Comment by Bill in Los Angeles
2010-09-14 21:49:31

LOL.

This brings great imagery to mind! Thanks! All those southern redneck stereotypes just came back to haunt my mind.

 
 
Comment by aNYCdj
2010-09-14 16:06:08

WHOA new business opened up in my little corner of queens…

We have our 2nd Pawn shop….it was truly and amazing sight. We have lived here since before 9/11 and wondered why there was no pawn/gold shops anywhere close by…and now we have 2 the other opened earlier this year.

This is Change to believe in.

 
Comment by SuGuy
2010-09-14 18:00:58

If you like 20 times more snow than Syracuse and have the propensity to pay thru the nose for heating. A home like this little farm could be just what you need to buy and go broke. Besides catching a cold, and living among real rednecks this could be a must have property. Please be warned it looks nothing like the photos. In reality it is one ugly mess.
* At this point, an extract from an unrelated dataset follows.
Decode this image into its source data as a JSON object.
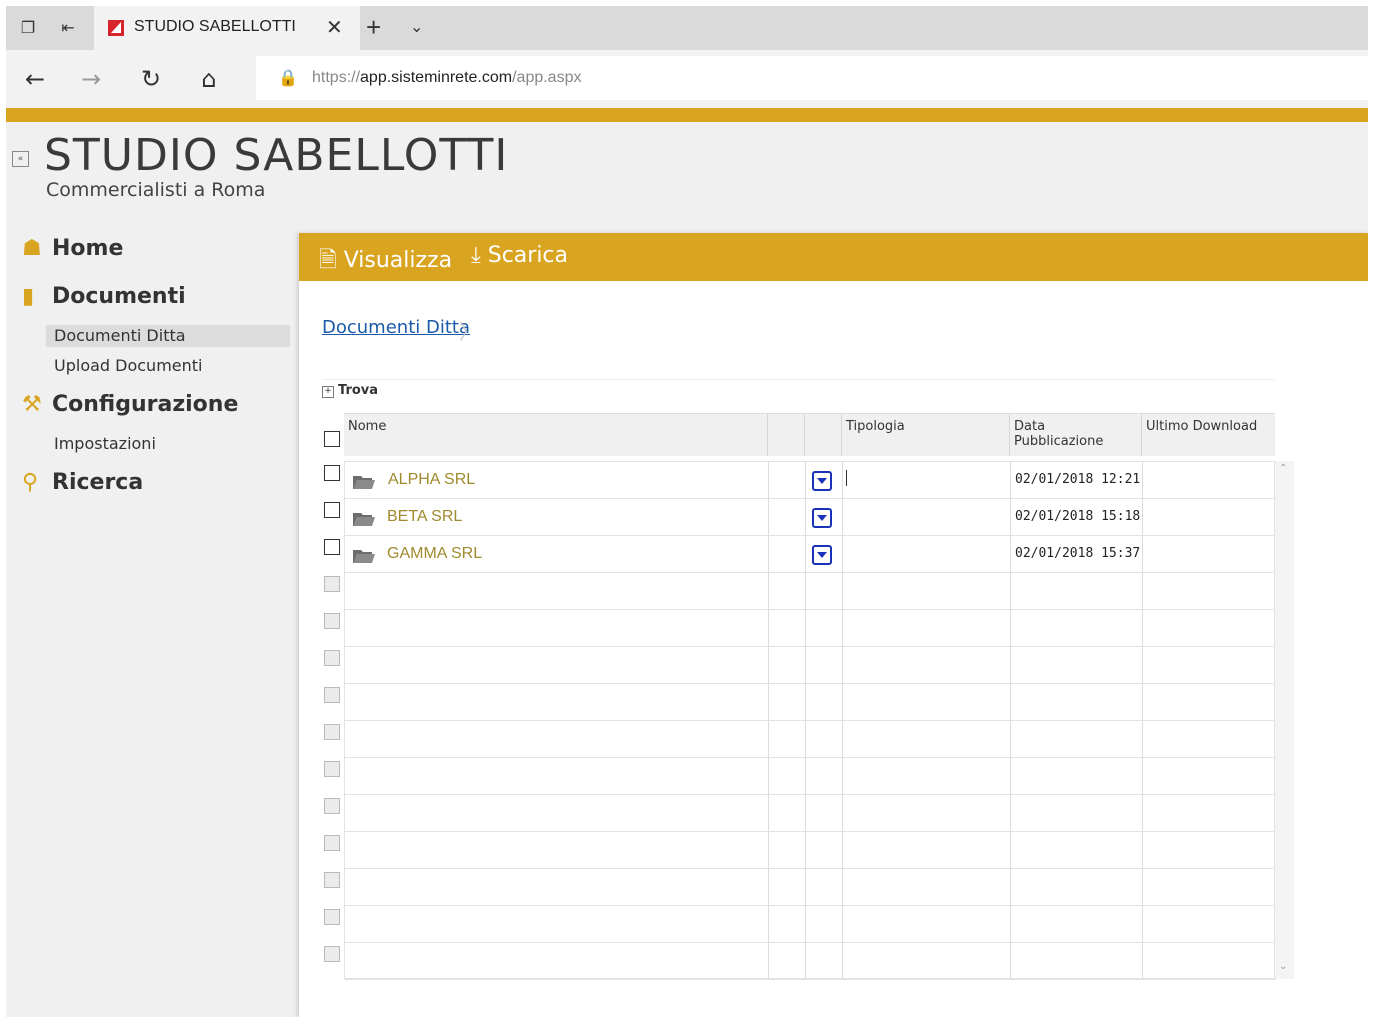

But hey you could snowmobile in May most of the time and the summers are usually over by August 15th now that’s something to look forward to in life.

http://www.possonrealty.net/2239.html

Comment by joeyinCalif
2010-09-14 18:55:25

“2 kitchens”

It’s nice to have a backup if one breaks.

 
Comment by aNYCdj
2010-09-14 19:05:52

Those tractors come in handy in the winter this is a minor snowfall:

http://photo.accuweather.com/photogallery/details/photo/18228/Shoveling+the+Roof

Comment by aNYCdj
2010-09-14 19:26:05

Oh Man what a cool video watch it till the end…..

http://www.youtube.com/watch?v=bw8j79u6M4w

 
 
Comment by exeter
2010-09-14 19:26:27

I’ll offer two nickels.

 
Comment by Bill in Los Angeles
2010-09-14 21:52:33

You mean you see green (not white) only about three and a half months of the year?

The house looks great but unless I have a snowmobile and am an expert cross country skier, I think I could not handle 8 months of snow.

 
Comment by Carl Morris
2010-09-15 08:11:47

I kinda like it, but oh, the maintenance. Just looking at the already weather-beaten siding that they couldn’t even freshly oil or paint or whatever for the sales pictures screams to me “you’re gonna spend all summer every summer getting ready for next winter in this place”.

 
 
Comment by awaiiting wipeout
2010-09-14 20:53:17

SoCal home sales drop 13.8 percent in August
Channel 7 Evening News Los Angeles -A renter talks up renting, and a buyer talks about waiting,rental firm talks about deals… hooray!
This video segment on MSM is exactly what I’ve been waiting for.